Hello,
I'm currently developing a map/reduce program that emits a fair amount of maps
per input record (around 50 - 100), and I'm getting OutOfMemory errors:
2008-09-06 15:28:08,993 ERROR org.apache.hadoop.mapred.pipes.BinaryProtocol:
java.lang.OutOfMemoryError: Java heap space
at
org.apache.hadoop.mapred.MapTask$MapOutputBuffer$BlockingBuffer.reset(MapTask.java:564)
at
org.apache.hadoop.mapred.MapTask$MapOutputBuffer.collect(MapTask.java:440)
at
org.apache.hadoop.mapred.pipes.OutputHandler.output(OutputHandler.java:55)
at
org.apache.hadoop.mapred.pipes.BinaryProtocol$UplinkReaderThread.run(BinaryProtocol.java:117)
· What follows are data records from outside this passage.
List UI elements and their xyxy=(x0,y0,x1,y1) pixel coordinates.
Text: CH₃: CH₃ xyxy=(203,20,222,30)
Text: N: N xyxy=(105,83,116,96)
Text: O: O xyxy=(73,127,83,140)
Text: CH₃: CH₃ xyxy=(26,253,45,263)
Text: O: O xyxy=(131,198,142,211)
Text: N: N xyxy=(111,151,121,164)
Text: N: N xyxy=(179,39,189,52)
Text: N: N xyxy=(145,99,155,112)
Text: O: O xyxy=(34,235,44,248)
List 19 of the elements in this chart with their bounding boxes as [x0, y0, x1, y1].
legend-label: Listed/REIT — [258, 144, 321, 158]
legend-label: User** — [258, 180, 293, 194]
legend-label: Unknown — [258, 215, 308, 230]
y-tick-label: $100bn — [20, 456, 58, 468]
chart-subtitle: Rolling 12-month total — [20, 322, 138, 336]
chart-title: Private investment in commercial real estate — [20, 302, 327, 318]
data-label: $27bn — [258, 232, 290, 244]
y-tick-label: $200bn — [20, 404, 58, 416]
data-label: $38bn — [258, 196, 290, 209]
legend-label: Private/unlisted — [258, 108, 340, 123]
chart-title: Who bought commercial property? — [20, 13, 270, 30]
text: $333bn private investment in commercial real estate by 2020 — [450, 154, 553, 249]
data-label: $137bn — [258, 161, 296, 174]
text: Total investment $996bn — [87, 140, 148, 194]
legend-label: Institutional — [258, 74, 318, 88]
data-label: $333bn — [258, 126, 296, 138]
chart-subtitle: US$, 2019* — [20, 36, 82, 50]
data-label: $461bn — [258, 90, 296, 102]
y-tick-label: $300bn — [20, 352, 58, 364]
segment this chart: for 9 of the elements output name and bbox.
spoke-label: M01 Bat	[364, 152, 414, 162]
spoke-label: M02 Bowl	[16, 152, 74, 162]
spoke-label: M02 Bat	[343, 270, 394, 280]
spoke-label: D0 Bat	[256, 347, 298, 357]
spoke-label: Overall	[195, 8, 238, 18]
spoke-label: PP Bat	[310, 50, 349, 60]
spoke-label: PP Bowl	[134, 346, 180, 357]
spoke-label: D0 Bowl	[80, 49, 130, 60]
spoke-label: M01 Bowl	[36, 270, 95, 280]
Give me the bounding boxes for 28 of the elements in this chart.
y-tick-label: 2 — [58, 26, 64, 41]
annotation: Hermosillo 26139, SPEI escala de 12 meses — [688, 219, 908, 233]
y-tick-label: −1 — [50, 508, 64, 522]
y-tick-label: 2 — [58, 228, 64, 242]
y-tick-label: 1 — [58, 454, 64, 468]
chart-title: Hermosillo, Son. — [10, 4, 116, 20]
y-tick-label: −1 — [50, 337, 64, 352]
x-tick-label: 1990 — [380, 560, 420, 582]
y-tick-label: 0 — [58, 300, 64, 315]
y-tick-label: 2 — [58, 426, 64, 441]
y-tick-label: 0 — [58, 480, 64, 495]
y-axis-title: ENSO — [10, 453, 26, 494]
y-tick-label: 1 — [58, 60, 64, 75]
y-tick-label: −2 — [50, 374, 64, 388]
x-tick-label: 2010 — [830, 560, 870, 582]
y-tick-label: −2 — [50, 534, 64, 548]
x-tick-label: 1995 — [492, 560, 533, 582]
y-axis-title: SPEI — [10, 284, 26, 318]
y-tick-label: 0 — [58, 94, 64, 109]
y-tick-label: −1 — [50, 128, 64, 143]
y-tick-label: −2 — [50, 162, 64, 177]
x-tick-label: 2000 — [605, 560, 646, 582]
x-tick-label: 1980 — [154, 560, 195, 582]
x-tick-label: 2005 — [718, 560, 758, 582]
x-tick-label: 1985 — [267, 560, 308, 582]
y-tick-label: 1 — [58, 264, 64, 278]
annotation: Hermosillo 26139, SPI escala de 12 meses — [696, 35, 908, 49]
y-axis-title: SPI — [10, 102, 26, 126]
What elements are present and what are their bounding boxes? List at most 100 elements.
It is a reproducible error which occurs at the same percentage all the time -
when I emit less maps per input record, the problem goes away.
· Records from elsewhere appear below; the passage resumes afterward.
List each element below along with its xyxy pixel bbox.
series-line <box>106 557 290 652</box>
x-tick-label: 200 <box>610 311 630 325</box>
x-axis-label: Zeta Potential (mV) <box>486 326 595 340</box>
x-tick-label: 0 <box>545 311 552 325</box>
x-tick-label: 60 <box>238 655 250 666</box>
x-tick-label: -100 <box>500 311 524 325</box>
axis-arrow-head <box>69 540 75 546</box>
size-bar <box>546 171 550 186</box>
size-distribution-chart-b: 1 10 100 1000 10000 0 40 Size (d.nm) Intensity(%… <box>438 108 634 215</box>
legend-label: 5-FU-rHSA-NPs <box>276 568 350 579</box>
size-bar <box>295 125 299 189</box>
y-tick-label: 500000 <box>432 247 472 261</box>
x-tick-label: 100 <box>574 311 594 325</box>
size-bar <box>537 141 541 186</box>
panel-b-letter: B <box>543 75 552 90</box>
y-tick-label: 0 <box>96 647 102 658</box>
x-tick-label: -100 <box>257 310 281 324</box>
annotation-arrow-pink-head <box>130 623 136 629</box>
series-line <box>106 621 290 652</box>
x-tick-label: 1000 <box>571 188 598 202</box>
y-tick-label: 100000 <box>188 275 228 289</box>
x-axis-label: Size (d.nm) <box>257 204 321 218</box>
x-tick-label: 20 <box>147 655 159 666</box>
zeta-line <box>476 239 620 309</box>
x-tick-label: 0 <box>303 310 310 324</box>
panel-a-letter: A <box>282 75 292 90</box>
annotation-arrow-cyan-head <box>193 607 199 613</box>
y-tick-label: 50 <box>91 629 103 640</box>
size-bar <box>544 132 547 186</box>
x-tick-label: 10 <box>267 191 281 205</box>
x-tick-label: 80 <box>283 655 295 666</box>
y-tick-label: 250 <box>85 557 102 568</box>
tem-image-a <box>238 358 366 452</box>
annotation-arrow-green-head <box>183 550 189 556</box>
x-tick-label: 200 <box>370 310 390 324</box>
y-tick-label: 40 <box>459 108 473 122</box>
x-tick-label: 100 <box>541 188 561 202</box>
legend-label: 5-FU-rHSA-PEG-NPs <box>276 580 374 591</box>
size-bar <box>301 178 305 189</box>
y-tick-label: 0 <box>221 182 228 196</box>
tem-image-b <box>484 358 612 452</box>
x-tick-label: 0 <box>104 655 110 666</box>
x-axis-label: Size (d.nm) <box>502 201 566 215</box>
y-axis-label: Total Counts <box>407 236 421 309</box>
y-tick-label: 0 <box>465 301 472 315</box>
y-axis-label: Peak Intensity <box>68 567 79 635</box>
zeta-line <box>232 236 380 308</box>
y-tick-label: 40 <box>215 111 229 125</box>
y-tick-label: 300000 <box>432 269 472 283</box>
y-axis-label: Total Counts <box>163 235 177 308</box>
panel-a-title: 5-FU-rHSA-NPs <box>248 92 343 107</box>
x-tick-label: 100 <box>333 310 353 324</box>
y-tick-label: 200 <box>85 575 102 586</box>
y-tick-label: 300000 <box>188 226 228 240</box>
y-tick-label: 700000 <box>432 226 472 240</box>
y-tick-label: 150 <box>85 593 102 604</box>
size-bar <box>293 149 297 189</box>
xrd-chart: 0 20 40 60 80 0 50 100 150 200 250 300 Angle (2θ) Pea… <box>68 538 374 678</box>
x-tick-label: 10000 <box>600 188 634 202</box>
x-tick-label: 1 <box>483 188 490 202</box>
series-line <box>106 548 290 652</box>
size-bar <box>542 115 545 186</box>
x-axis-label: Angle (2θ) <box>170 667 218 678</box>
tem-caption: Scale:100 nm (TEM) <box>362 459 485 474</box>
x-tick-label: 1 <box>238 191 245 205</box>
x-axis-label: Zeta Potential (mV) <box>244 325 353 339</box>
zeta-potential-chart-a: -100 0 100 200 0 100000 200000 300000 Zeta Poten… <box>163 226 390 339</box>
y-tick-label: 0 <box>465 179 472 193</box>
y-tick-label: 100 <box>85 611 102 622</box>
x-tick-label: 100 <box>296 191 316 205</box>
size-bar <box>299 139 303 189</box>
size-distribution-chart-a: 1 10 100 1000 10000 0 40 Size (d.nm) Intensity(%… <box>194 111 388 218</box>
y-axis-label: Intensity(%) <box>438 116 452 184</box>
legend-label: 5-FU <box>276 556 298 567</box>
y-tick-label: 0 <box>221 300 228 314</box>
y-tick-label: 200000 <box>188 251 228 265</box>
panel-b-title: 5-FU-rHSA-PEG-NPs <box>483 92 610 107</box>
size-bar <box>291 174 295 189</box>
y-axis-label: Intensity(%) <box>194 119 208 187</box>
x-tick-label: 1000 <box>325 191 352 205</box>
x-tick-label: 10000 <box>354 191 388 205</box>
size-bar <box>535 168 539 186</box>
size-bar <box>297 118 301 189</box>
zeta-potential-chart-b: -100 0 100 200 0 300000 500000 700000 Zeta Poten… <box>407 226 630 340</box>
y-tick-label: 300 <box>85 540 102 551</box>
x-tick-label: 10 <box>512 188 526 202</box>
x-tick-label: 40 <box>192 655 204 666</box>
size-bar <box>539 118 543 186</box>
Now, I have tried editing conf/hadoop-env.sh to increase the HADOOP_HEAPSIZE to
2000MB and set `export HADOOP_TASKTRACKER_OPTS="-Xms32m -Xmx2048m"`, but the
problem persists at the exact same place.
Now, my use case doesn't really look that spectacular; is this a common
problem, and if so, what are the usual ways to get around this?
Thanks in advance for a response!
Regards,
Leon Mergen